Furthermore, the proposed diffusion model also allows the estimation of the local moisture content variation with the drying time inside the solid. Thus, in order to better validate the model, the moisture profiles were simulated at the same drying times and temperatures of those experimentally measured. These profiles were not used in the parametric identification although they correspond to the same drying temperatures of the drying curves used to identify the D e. Both experimental (dots) and simulated (lines) have been represented together in Figs. 6, 7 and 8 for the experiments carried out at 50 °C, 70 °C, and 90 °C. A satisfactory concordance between both experimental and simulated groups of data can be observed. Similarly, Fig. 10 shows the representation of the simulated vs. experimental local moisture content for experiments carried out at temperatures of 60 °C and 80 °C. It can be observed how the dots are located close to the diagonal, demonstrating the high concordance between both groups of data. The simulation was mathematically evaluated by using var and MRE obtained by comparing the experimental local moisture and those given by the model for the whole range of temperatures studied. A satisfactory concordance was observed between both groups of data (var = 95.2 ± 0.8% and MRE = 11.0 ± 1.7%). In order to better evaluate how well the model fits, Fig. 11 shows the representation of the residual vs. the simulated local moisture content for the experiments carried out at the temperatures mentioned above. It could be observed that the residuals appeared randomly scattered close around zero (from −0.5 to 0.5).

Fig. 10
figure 10

Simulated vs. experimental local moisture content. Experiments carried out at temperatures of 60 °C and 80 °C

Fig. 11
figure 11

Representation of the residuals vs. the simulated local moisture figures for experiments carried out at temperatures of 50 °C, 60 °C, 70 °C, 80 °C and 90 °C

Thus, the proposed diffusion model including solid shrinkage and temperature influence on the diffusion coefficient allowed an adequate prediction not only of the drying curves but also of the moisture profiles of Golden apple samples subjected to convective drying in the temperature range from 50 °C up to 90 °C, which supports the hypothesis admitted to formulate the mathematical equations of the model.

Conclusions

The usefulness of the TD-NMR as a technique to measure the moisture distribution as a function of the drying time inside apple samples under convective drying in the range of 50 °C to 90 °C has been demonstrated. The observed shape of the moisture profiles helps to better understand how the mass transport takes place during convective drying.

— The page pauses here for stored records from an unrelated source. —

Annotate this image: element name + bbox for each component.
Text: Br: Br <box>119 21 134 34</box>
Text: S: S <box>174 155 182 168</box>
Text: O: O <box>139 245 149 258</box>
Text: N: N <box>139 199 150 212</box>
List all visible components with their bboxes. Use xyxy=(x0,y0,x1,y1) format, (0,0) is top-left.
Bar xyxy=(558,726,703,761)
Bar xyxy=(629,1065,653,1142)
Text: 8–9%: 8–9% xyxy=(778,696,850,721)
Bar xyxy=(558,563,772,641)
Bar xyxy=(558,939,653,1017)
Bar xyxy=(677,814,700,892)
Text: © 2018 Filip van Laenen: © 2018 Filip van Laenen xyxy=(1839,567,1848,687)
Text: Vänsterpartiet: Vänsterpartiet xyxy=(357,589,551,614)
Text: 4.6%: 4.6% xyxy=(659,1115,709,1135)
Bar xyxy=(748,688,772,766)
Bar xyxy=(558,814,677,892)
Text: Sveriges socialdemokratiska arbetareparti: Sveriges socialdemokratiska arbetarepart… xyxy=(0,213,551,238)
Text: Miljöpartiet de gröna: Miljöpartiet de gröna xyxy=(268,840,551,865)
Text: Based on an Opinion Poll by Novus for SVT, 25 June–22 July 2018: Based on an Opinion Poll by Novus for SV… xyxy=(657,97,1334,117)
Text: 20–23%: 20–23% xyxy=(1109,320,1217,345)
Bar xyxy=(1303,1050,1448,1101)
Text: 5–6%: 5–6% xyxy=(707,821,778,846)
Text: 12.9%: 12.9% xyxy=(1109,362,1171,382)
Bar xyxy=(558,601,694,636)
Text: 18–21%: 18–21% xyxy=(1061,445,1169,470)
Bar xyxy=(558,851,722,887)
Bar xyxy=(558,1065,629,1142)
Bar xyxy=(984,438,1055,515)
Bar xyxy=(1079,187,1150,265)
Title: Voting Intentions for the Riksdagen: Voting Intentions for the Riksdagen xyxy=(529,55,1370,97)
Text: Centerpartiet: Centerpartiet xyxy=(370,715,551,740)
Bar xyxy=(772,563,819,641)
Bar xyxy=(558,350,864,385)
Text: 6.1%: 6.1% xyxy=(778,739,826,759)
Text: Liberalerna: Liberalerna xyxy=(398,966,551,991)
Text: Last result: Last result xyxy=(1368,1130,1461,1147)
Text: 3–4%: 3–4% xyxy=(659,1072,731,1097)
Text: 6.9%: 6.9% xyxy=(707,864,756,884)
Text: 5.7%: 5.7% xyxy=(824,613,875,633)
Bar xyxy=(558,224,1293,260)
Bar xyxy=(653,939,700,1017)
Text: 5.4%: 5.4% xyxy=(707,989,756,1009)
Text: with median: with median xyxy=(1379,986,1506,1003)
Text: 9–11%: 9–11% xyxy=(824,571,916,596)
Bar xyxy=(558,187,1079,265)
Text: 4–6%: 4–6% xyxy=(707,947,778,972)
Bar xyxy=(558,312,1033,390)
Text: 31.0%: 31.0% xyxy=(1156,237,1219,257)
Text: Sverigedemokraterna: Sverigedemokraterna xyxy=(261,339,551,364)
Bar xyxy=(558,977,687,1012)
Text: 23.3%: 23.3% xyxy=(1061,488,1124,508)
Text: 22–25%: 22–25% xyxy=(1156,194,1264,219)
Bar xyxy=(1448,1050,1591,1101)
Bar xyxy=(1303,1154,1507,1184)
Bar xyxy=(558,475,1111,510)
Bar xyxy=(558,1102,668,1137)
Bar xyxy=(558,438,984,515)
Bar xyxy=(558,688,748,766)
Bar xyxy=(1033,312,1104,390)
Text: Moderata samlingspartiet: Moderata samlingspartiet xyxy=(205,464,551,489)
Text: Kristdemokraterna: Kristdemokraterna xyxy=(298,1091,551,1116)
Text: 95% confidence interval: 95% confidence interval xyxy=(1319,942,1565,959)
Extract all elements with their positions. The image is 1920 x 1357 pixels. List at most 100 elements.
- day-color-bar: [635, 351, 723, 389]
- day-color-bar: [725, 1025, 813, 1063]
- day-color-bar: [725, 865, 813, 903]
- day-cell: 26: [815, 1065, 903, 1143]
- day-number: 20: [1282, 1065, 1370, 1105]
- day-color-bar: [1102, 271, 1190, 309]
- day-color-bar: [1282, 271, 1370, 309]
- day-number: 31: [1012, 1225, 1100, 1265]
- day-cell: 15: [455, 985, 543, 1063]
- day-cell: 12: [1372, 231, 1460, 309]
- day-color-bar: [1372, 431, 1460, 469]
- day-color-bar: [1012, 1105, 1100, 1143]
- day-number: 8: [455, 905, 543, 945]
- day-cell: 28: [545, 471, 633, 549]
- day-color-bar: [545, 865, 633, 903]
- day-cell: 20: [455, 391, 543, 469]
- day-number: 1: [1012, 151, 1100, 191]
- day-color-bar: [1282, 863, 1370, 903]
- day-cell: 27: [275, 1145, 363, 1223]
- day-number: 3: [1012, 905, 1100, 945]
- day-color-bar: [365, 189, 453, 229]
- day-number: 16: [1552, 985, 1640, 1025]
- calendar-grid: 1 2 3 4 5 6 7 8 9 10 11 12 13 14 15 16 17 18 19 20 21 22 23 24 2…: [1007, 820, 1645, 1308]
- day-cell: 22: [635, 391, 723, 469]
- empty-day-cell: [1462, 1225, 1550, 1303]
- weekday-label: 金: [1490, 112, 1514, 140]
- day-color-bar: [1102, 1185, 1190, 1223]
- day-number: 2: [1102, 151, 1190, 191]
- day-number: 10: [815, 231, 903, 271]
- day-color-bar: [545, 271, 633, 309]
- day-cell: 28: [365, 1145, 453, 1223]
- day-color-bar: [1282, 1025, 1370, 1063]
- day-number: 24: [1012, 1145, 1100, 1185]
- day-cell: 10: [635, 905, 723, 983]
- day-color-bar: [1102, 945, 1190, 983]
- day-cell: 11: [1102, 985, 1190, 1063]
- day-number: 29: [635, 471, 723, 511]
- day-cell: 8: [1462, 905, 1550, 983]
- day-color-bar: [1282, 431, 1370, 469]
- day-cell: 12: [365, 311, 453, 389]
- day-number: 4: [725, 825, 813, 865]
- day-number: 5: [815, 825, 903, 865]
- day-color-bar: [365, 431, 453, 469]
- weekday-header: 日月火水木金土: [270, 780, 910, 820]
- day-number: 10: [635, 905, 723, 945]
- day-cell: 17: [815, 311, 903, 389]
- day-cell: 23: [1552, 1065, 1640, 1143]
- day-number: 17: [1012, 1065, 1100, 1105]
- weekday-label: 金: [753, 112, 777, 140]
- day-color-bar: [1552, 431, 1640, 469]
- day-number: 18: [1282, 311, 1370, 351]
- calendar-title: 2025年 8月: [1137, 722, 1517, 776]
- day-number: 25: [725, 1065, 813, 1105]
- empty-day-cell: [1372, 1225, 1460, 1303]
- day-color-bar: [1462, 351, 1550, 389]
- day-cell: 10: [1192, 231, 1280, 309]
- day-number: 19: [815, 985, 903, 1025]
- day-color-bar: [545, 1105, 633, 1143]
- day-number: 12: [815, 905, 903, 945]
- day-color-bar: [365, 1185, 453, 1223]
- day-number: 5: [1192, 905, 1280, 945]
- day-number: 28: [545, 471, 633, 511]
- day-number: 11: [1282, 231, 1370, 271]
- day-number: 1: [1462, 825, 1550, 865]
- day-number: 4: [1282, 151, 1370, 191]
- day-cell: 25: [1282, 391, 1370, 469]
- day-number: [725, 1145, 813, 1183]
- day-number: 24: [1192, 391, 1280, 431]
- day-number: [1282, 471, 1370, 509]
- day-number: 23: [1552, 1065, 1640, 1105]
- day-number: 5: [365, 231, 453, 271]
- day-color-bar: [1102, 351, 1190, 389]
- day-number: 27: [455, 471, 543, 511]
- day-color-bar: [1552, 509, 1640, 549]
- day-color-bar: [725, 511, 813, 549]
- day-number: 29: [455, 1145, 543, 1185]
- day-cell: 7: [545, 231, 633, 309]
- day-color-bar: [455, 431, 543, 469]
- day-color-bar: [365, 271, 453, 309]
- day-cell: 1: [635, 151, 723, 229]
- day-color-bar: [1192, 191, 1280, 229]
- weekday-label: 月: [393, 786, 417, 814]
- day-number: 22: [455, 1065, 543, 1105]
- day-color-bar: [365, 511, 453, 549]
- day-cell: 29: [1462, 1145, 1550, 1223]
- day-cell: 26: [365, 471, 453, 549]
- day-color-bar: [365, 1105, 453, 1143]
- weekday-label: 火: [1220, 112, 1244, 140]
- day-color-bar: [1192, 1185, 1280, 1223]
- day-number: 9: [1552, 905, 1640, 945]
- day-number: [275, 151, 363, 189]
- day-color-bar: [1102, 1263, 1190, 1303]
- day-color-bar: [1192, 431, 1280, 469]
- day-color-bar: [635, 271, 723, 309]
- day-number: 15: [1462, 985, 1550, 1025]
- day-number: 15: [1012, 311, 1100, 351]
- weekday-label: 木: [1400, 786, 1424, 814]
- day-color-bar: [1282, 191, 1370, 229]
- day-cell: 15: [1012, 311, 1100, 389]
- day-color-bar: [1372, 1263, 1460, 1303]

Moreover, this information has been used to validate a mathematical model representative of this diffusion process. The parametric identification was carried out by comparing average moisture contents (experimental and simulated) and validation of the model was conducted by comparing the experimental and the simulated moisture profiles. The proposed diffusion model including solid shrinkage and temperature influence on the diffusion coefficient allowed an adequate prediction of not only the drying curves (MRE = 5.4 ± 0.8%) but also the moisture profiles (MRE = 11.0 ± 1.7%). This methodology can be considered as an important contribution due to the fact that usually models are only validated using experimental measurements of average moisture content in the range studied.